In his first major move since he was named Baltimore County schools superintendent last month, Dr. Anthony G. Marchione last night appointed the first African-American educator to the school system's No. 2 position.
As part of a reorganization of his inner circle, Dr. Marchione selected Elfreda W. Massie, 45, to be one of two deputy superintendents.
Dr. Massie, who will oversee the school district's buildings, budget and other noninstructional operations, now is associate superintendent for personnel in Montgomery County. That 121,000-student district is tied with Prince George's County as the state's largest school system.
"She is an outstanding educator and administrator," Dr. Marchione said after the school board approved the reorganization.
For some black leaders, the move signifies an effort by Dr. Marchione to smooth conflicts with the county National Association for the Advancement of Colored People and other African-American organizations, who vehemently opposed his appointment.
"It sends a positive signal that there needs to be diversity in not only how we educate students but for those we hire to educate children," said board member Dunbar Brooks. "At that level you influence the climate of the school system and ultimately what happens in the classroom."

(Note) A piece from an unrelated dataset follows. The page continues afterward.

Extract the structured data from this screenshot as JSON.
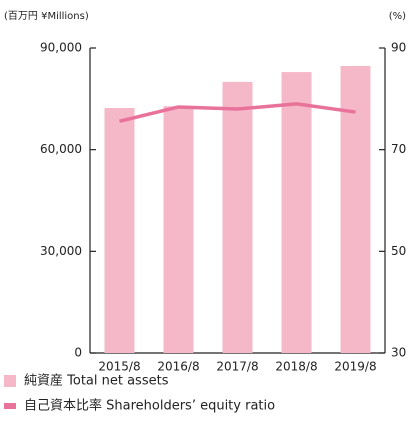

But if anyone hopes Dr. Massie's appointment will help Dr. Marchione's relationship with county NAACP official Bernetha George, signs are it won't work.
"Bringing on black faces does not resolve the problem," said Dr. George, vice president and education committee chairman of the county branch of the NAACP. "Black faces have always been in the Baltimore County school system, and the problem has thrived," she said, referring to the persistent achievement gap between black and white students.
The highest-ranking black administrator in recent years, Dr. Marchione said, was Walter G. Amprey, now Baltimore City's superintendent of schools. Dr. Amprey was Baltimore County's No. 3 official when he left for the city in 1991.
Dr. Massie, who will earn $98,000 and split the deputy superintendent's duties with Michael N. Riley, is coming home to Baltimore County.
She worked in the county school system from 1971 to 1991, most recently as director of personnel.
"It feels like home. It is my home, I was here 20 years," she said last night.
Dr. Riley, who will oversee administration and instruction, is being promoted from associate superintendent. However, he may not be in Baltimore County long; he is a candidate for superintendencies in other school districts.
Dr. Marchione said last night that he chose Dr. Massie solely because she qualifies as the best candidate.
Asked whether he hoped her appointment would help soothe race relations, he said: "I've always had a commitment to having a balanced superintendent staff."
The reorganization, which reduces Dr. Marchione's inner circle to 13 from 16 while splitting the deputy superintendent's job into two jobs, is meant to streamline authority, enhance accountability and match specific talents with responsibilities, Dr. Marchione said.
It is part of a broader reorganization that will eliminate 34 administrative positions that, along with other central office cuts, will save $2.9 million.
More changes will be announced next month.
This system offers more checks and balances, Dr. Marchione said, noting that Dr. Massie will be in charge of holding the instructional departments accountable for meeting their achievement goals.
Among other shifts announced last night:
Stephen C. Jones, Northeast area superintendent, will be promoted to associate superintendent of business, facilities and human resources, a new position.
Robert H. Chapman, now acting deputy superintendent who oversees the budget and other noninstructional operations, will become associate superintendent of educational support services.